Вот именно, потому и не поеду, с места не двинусь, Сиприано тут в Гаване дом предлагали и в Контри, и в Билморе. А он же меня без внимания не оставляет, ну, сама знаешь. Конечно, а как же. Да, да, как штык. Ничего я ему не давала. Я не трачу время на эти глупости.

Я за позитив: чем богата, то и дарю, — опыт. Это называется уровень: одного убыло, другого прибыло. И перенапротив. Но все же что-то во мне есть, он ко мне сильно прикипевши. Прямо до ужаса. Да, да, да, полтинник давно уже стукнул.

Типун тебе на язык, Ливия! Даже не говори мне ни про какую эмболию, и вообще ни про что такое, я так пугаюсь. Радость моя, ты слышала про Мигеля Торруко? Торрук о. Да, мексиканский актер. Он самый. Умер на руках у жены, прямо на диване. На диване, на кровати — какая разница.

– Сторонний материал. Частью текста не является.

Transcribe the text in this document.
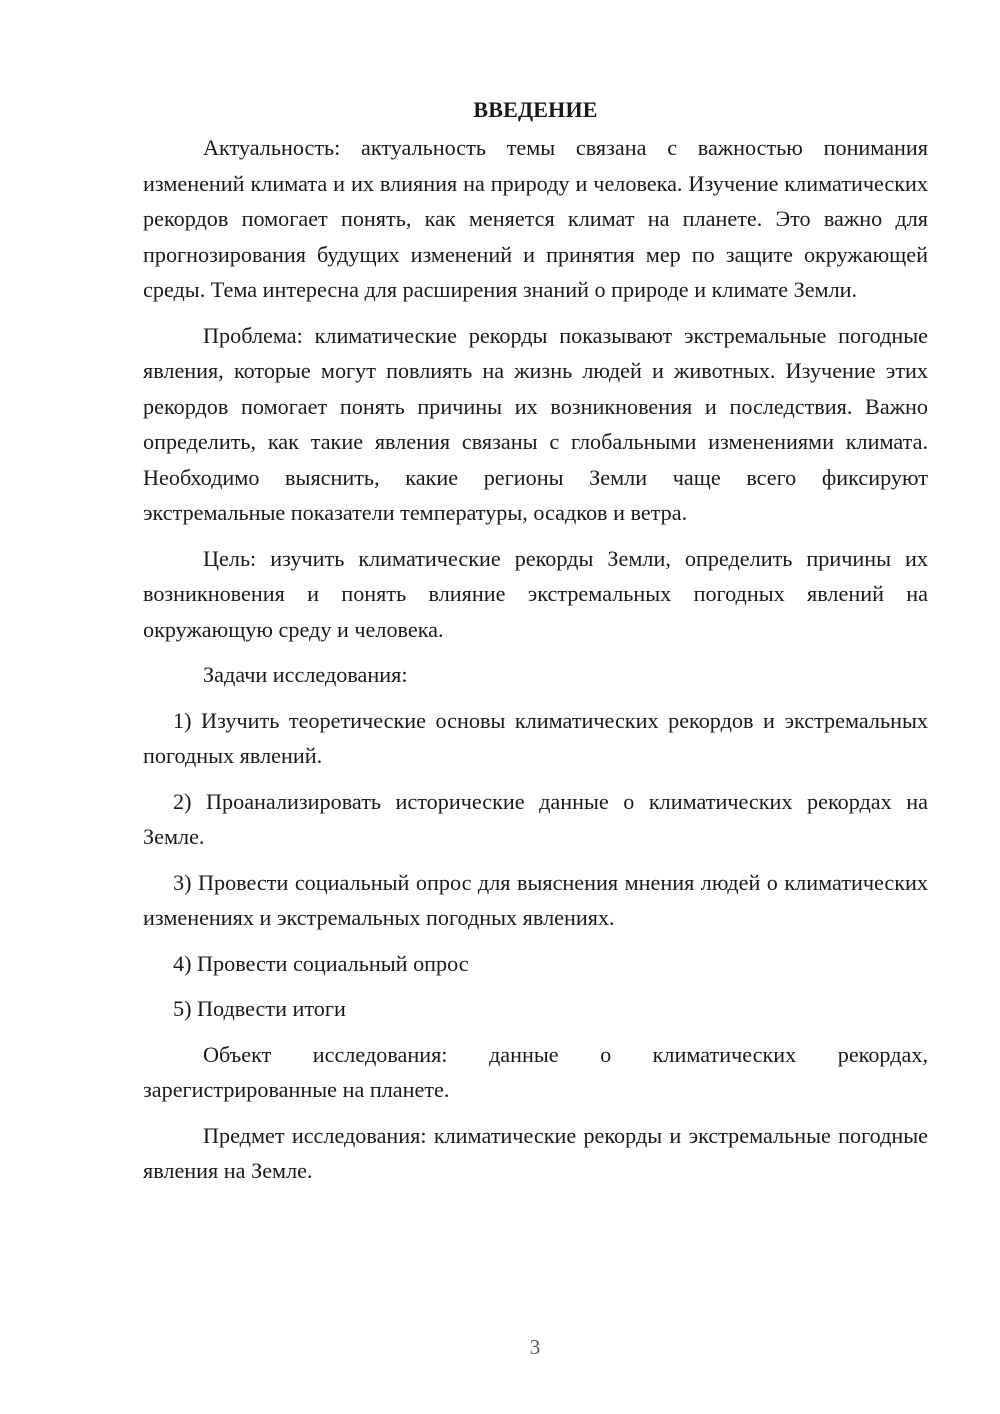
ВВЕДЕНИЕ

Актуальность: актуальность темы связана с важностью понимания изменений климата и их влияния на природу и человека. Изучение климатических рекордов помогает понять, как меняется климат на планете. Это важно для прогнозирования будущих изменений и принятия мер по защите окружающей среды. Тема интересна для расширения знаний о природе и климате Земли.

Проблема: климатические рекорды показывают экстремальные погодные явления, которые могут повлиять на жизнь людей и животных. Изучение этих рекордов помогает понять причины их возникновения и последствия. Важно определить, как такие явления связаны с глобальными изменениями климата. Необходимо выяснить, какие регионы Земли чаще всего фиксируют экстремальные показатели температуры, осадков и ветра.

Цель: изучить климатические рекорды Земли, определить причины их возникновения и понять влияние экстремальных погодных явлений на окружающую среду и человека.

Задачи исследования:

1) Изучить теоретические основы климатических рекордов и экстремальных погодных явлений.

2) Проанализировать исторические данные о климатических рекордах на Земле.

3) Провести социальный опрос для выяснения мнения людей о климатических изменениях и экстремальных погодных явлениях.

4) Провести социальный опрос

5) Подвести итоги

Объект исследования: данные о климатических рекордах, зарегистрированные на планете.

Предмет исследования: климатические рекорды и экстремальные погодные явления на Земле.

3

А знаешь, что случилось с подругой моей подруги? У нее тоже мужик помер, она с ним была на углу Одиннадцатой и Двадцать четвертой. Да брось ты, не строй из себя!.. Конечно, мотель. Дом терпимости, милая, у речки, как на Мирамар ехать. А, вот видишь. Конечно, бывала. Скажи еще, что ты не бывала. Еще бы. Ну так вот, они там, и вдруг этот мужик помирает прямо в постели. В два часа ночи. Ни души. И догадайся, что она сделала? Взяла так, спокойненько, одела его, позвала там кого-то, его отнесли в машину, она села за руль… Я вот тоже водить учусь, вдруг придется.

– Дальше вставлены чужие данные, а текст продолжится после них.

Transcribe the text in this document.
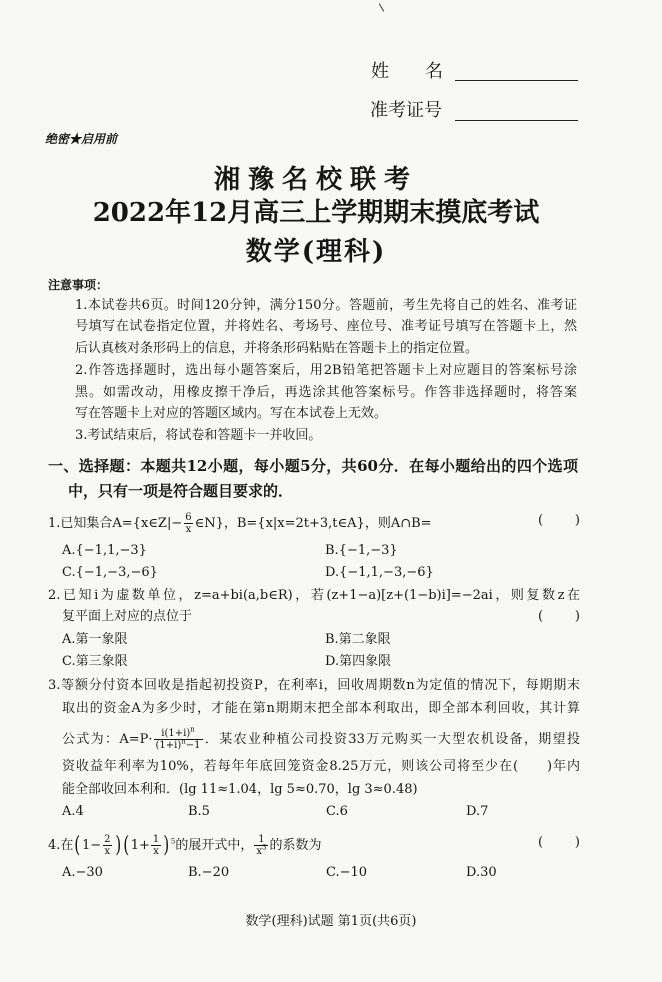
姓　　名
准考证号
绝密★启用前
湘豫名校联考
2022年12月高三上学期期末摸底考试
数学(理科)
注意事项：
1.本试卷共6页。时间120分钟，满分150分。答题前，考生先将自己的姓名、准考证
号填写在试卷指定位置，并将姓名、考场号、座位号、准考证号填写在答题卡上，然
后认真核对条形码上的信息，并将条形码粘贴在答题卡上的指定位置。
2.作答选择题时，选出每小题答案后，用2B铅笔把答题卡上对应题目的答案标号涂
黑。如需改动，用橡皮擦干净后，再选涂其他答案标号。作答非选择题时，将答案
写在答题卡上对应的答题区域内。写在本试卷上无效。
3.考试结束后，将试卷和答题卡一并收回。
一、选择题：本题共12小题，每小题5分，共60分．在每小题给出的四个选项
中，只有一项是符合题目要求的．
1.已知集合A={x∈Z|− $\frac{6}{x}$ ∈N}，B={x|x=2t+3,t∈A}，则A∩B=	(　　)
A.{−1,1,−3}	B.{−1,−3}
C.{−1,−3,−6}	D.{−1,1,−3,−6}
2.已知i为虚数单位，z=a+bi(a,b∈R)，若(z+1−a)[z+(1−b)i]=−2ai，则复数z在
复平面上对应的点位于	(　　)
A.第一象限	B.第二象限
C.第三象限	D.第四象限
3.等额分付资本回收是指起初投资P，在利率i，回收周期数n为定值的情况下，每期期末
取出的资金A为多少时，才能在第n期期末把全部本利取出，即全部本利回收，其计算
公式为：$A=P\cdot \frac{i(1+i)^n}{(1+i)^n-1}$ ．某农业种植公司投资33万元购买一大型农机设备，期望投
资收益年利率为10%，若每年年底回笼资金8.25万元，则该公司将至少在(　　)年内
能全部收回本利和．(lg 11≈1.04，lg 5≈0.70，lg 3≈0.48)
A.4	B.5	C.6	D.7
4.在($1- \frac{2}{x}$ ) $(1+ \frac{1}{x} )^5$的展开式中， $\frac{1}{x^3}$ 的系数为	(　　)
A.−30	B.−20	C.−10	D.30
数学(理科)试题 第1页(共6页)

Завелась, значит, и поехала в больницу, а там заявила, прямо как в газетах пишут, что он скончался от сердечного инфаркта за рулем.

Мужская философия. Быть настоящим мужчиной — иером. Симеон (Мазаев) - Азбука супружества

Как тебе, а? Идеальное преступление. Само собой, я осторожно. Да ему и дела нет, глупышка… Нет, он мне разрешает, он знает, меня на привязь не посадишь.

Скажу тебе откровенно, подруга, я думаю, в глубине души ему даже нравится. Да, они все такие. Не мальчики уже. Да, бес в ребро. Ну разумеется. Короче говоря. Это-то от нас никуда не убежит.

С кем я танцевала, все мои. Ну, скажи так, если тебе это слово больше нравится. Только, ради бога, не говори никому.

Да, да, как только захочешь. Теперь я могу пригласить тебя в «Теннис». Ну ладно, дорогая, я пойду, пожалуй, хочу принять ванну и вымыть голову, а потом в парикмахерскую. Нет, «Мирта де Перале». Замечательно, спасибо, что подсказала. Так подстригли, просто чудо. Ну, увидишь. Ну, давай, радость моя, пока. Видано ли! Мне преподали урок сложения. Я окаменел, уставив невидящий взгляд на стену. Точнее, на литографию позади — позади него, а не позади стены: я же не Супермен, от силы Супермышь.

Это была картинка в духе романтизма, на которой несколько капризных акул акула — пидор активный, сказал бы Кодак окружили несомый течением то ли плот, то ли шлюпку, то ли лодку с парой-тройкой таких накачанных и смазливых типов, что смахивали они скорее на моделей из «Youth and Health», чем на жертв кораблекрушения; все художественно возлежали на левом борту Мне подумалось, что акулы с картины — просто робкие сардинки по сравнению с той акулой из настоящей жизни, которая пристально глядела мне в глаза, не испытывая ни замешательства, ни жалости, явно считая, что краснеть в этих обстоятельствах должен я.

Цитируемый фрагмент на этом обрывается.